Coronavirus or not, the German film industry has determined that the show must go on.

Germany will still hand out its equivalent of the Oscars, the German Film Awards, in a live ceremony in Berlin on April 24, despite the country being on lockdown due to the coronavirus pandemic.

Instead of the usual gala, the 70th German Film Awards will take place without an audience of stars and film VIPs and with nominees and winners watching from their homes.

"Even as all the borders are closing and we're in this state of emergency where we want and have to protect ourselves, we still want to find a way to celebrate the nominees and winners and to create something, live and of course unique,” said Sherry Hormann, who will direct this year's ceremony.

Actor Edin Hasanovic (You Are Wanted, Skylines) will host the 2020 German Film Awards, which will see nominees and winners receive a share of around $3.2 million in prize money, handed out by the German Cultural Ministry. The money is earmarked for investment in new productions once, post-crisis, film production begins again. Nominees and winners will be piped in live from their homes, where they are sheltering in place as required under government guidelines.

Burhan Qurbani's Berlin Alexanderplatz, a modern-day adaptation of the 1930s-set literary classic, is the front-runner for this year's awards, called the Lolas, with 11 nominations, including for best film and best director. Right behind it in the running is Nora Fingscheidt's social drama System Crasher, a hit at last year's Berlin International Film Festival, with 10 nominations, including for best film.

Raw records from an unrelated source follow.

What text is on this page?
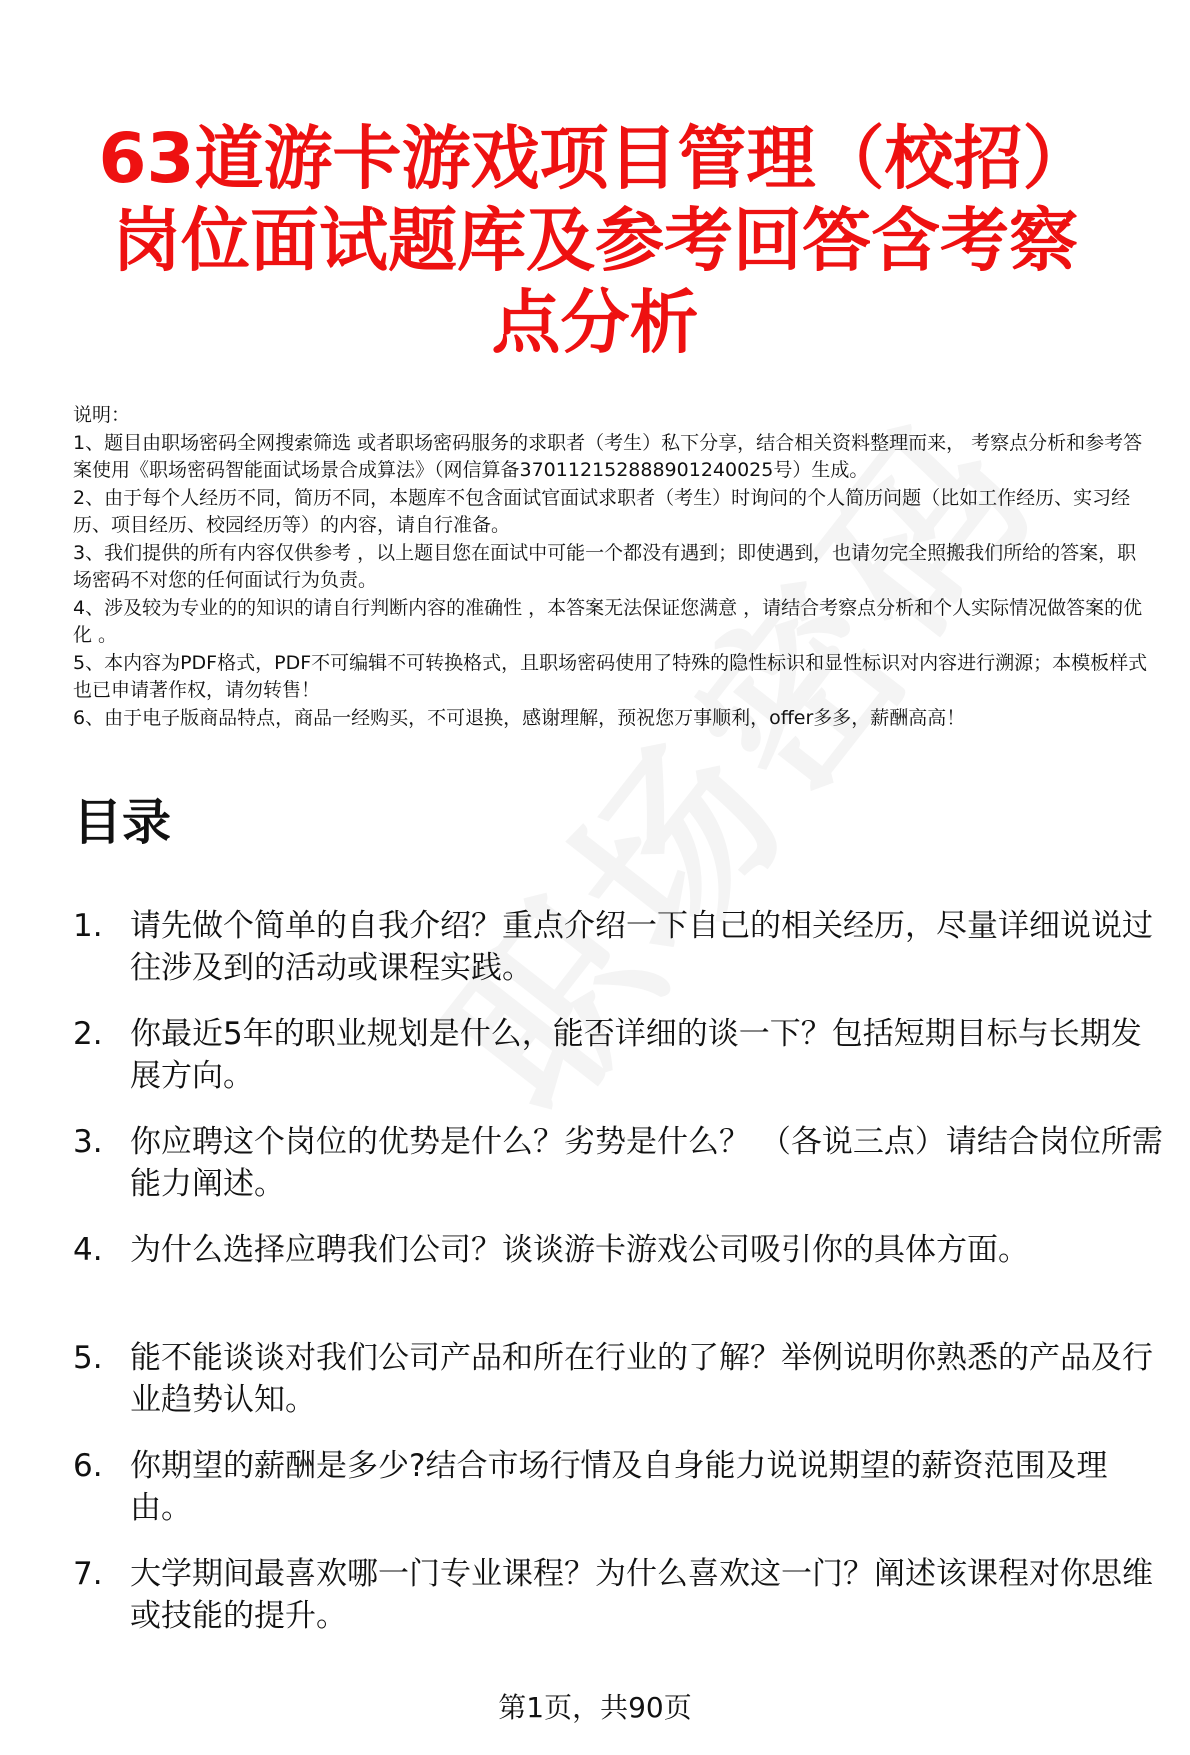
63道游卡游戏项目管理（校招）岗位面试题库及参考回答含考察点分析

说明：

1、题目由职场密码全网搜索筛选 或者职场密码服务的求职者（考生）私下分享，结合相关资料整理而来， 考察点分析和参考答案使用《职场密码智能面试场景合成算法》（网信算备370112152888901240025号）生成。

2、由于每个人经历不同，简历不同，本题库不包含面试官面试求职者（考生）时询问的个人简历问题（比如工作经历、实习经历、项目经历、校园经历等）的内容，请自行准备。

3、我们提供的所有内容仅供参考 ，以上题目您在面试中可能一个都没有遇到；即使遇到，也请勿完全照搬我们所给的答案，职场密码不对您的任何面试行为负责。

4、涉及较为专业的的知识的请自行判断内容的准确性 ，本答案无法保证您满意 ，请结合考察点分析和个人实际情况做答案的优化 。

5、本内容为PDF格式，PDF不可编辑不可转换格式，且职场密码使用了特殊的隐性标识和显性标识对内容进行溯源；本模板样式也已申请著作权，请勿转售！

6、由于电子版商品特点，商品一经购买，不可退换，感谢理解，预祝您万事顺利，offer多多，薪酬高高！

目录
1. 请先做个简单的自我介绍？重点介绍一下自己的相关经历，尽量详细说说过往涉及到的活动或课程实践。
2. 你最近5年的职业规划是什么，能否详细的谈一下？包括短期目标与长期发展方向。
3. 你应聘这个岗位的优势是什么？劣势是什么？ （各说三点）请结合岗位所需能力阐述。
4. 为什么选择应聘我们公司？谈谈游卡游戏公司吸引你的具体方面。
5. 能不能谈谈对我们公司产品和所在行业的了解？举例说明你熟悉的产品及行业趋势认知。
6. 你期望的薪酬是多少?结合市场行情及自身能力说说期望的薪资范围及理由。
7. 大学期间最喜欢哪一门专业课程？为什么喜欢这一门？阐述该课程对你思维或技能的提升。
第1页，共90页
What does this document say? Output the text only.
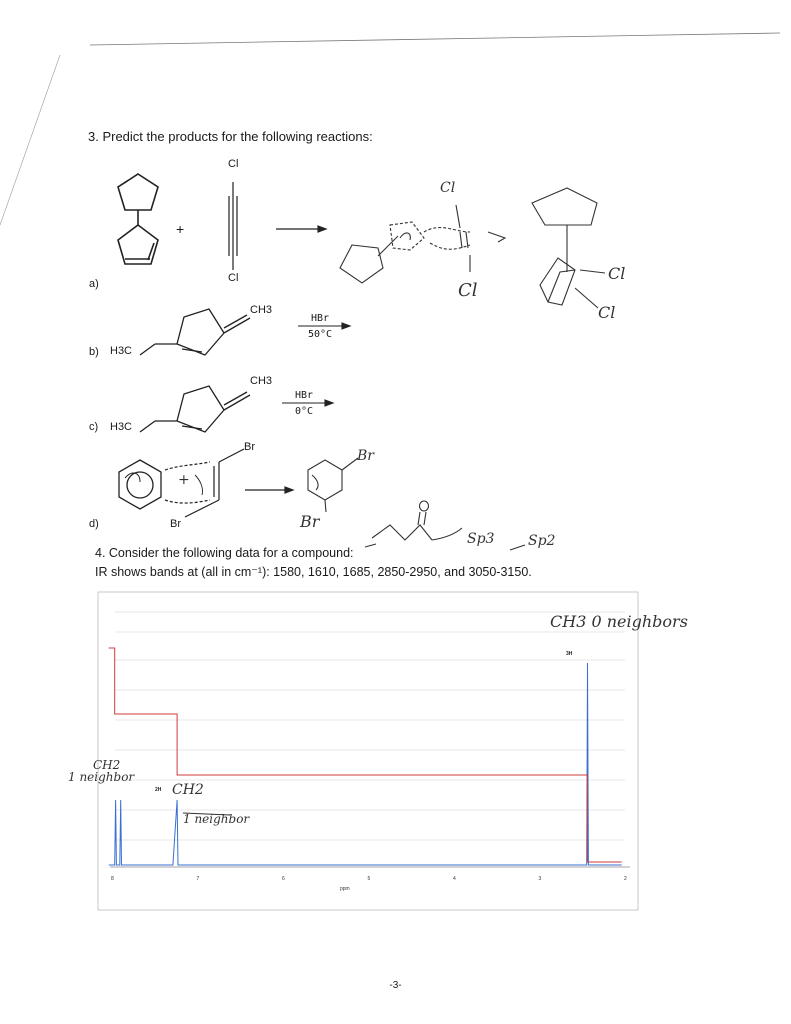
3. Predict the products for the following reactions:
a)
+
Cl
Cl
Cl
Cl
Cl
Cl
b) H3C
CH3
HBr
50°C
c) H3C
CH3
HBr
0°C
d)
Br
Br
+
Br
Br
4. Consider the following data for a compound:
IR shows bands at (all in cm⁻¹): 1580, 1610, 1685, 2850-2950, and 3050-3150.
Sp3 Sp2
CH3 0 neighbors
3H
2H
CH2
1 neighbor
CH2
1 neighbor
ppm
8	7	6	5	4	3	2
-3-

"Even in these extraordinary times, the extraordinary films of the year should be properly appreciated,” said Ulrich Matthes, president of the German Film Academy.

Galas and live events have largely shuttered during the global coronavirus pandemic, but some companies are finding innovative ways of producing and airing shows under the new normal of enforced quarantine measures. Late-night comedy shows are being produced from kitchens, backyards and even, in the case of Stephen Colbert's Late Show, from a bathtub. And over the weekend, World Wrestling Entertainment managed to air WrestleMania 36 by staging the two-night event in a fan-free arena and pre-taping the show, a first in the company's history.